Oui, un point noir peut être éliminé spontanément grâce au renouvellement naturel de la peau. Cependant, ce processus est lent et peut prendre plusieurs semaines à plusieurs mois.

Qu'est-ce qu'un point noir qui se transforme en bouton ?

Il s’agit d’un comédon qui devient inflammatoire, généralement sous l’effet de Cutibacterium acnes. Cette évolution entraîne l’apparition d’une papule ou d’une pustule parfois douloureuse.

En combien de temps se forme un point noir ?

La formation d’un point noir est progressive et peut s’étaler sur plusieurs jours à plusieurs semaines. Elle dépend de l’accumulation de sébum et de cellules mortes dans le follicule.

Que se passera-t-il si je ne retire pas mes points noirs ?

Un point noir peut rester stable, s’éliminer naturellement ou évoluer vers une inflammation. Dans certains cas, il peut donc se transformer en bouton.
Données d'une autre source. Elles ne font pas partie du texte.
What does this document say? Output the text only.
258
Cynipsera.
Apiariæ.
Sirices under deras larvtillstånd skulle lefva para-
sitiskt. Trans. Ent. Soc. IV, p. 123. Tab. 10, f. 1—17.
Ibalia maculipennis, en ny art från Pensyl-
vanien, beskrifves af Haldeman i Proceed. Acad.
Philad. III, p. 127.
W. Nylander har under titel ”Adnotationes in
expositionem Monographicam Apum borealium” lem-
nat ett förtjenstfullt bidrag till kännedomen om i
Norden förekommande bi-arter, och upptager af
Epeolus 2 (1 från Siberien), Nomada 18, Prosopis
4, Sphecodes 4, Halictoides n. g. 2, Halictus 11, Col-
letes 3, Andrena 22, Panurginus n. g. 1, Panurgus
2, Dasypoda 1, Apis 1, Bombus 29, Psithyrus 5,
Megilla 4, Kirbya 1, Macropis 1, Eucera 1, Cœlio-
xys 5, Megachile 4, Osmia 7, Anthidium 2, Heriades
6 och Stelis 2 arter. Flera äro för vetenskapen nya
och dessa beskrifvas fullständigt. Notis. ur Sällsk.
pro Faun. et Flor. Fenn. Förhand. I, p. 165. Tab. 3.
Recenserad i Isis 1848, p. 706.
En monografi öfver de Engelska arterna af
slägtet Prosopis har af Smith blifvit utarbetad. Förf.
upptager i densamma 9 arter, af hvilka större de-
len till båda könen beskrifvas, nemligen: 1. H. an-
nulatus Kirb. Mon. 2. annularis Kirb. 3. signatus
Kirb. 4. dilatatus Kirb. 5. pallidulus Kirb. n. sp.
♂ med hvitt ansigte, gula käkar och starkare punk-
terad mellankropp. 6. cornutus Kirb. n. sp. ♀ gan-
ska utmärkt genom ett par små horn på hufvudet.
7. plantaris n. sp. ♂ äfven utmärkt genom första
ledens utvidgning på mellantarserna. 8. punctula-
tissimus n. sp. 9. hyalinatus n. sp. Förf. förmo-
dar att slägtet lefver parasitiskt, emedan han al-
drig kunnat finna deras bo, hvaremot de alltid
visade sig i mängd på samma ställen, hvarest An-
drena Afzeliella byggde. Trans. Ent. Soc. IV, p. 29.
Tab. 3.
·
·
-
Est-ce que les points noirs disparaissent avec le temps ?

Oui, certains disparaissent spontanément, mais cela peut être long. D’autres persistent ou évoluent vers des lésions inflammatoires.

Les points noirs finissent-ils par se transformer en boutons ?

Pas systématiquement, mais c’est une évolution fréquente. Même sans manipulation, un point noir peut devenir inflammatoire.

Pourquoi les points noirs reviennent-ils toujours au même endroit ?

Certaines zones produisent plus de sébum et présentent des pores plus visibles, ce qui favorise la formation répétée de comédons au même endroit, comme le nez par exemple.

Les points noirs peuvent-ils laisser des marques ?

En eux-mêmes, ils laissent rarement des marques, mais leur évolution vers des lésions inflammatoires peut entraîner des taches pigmentaires ou des cicatrices.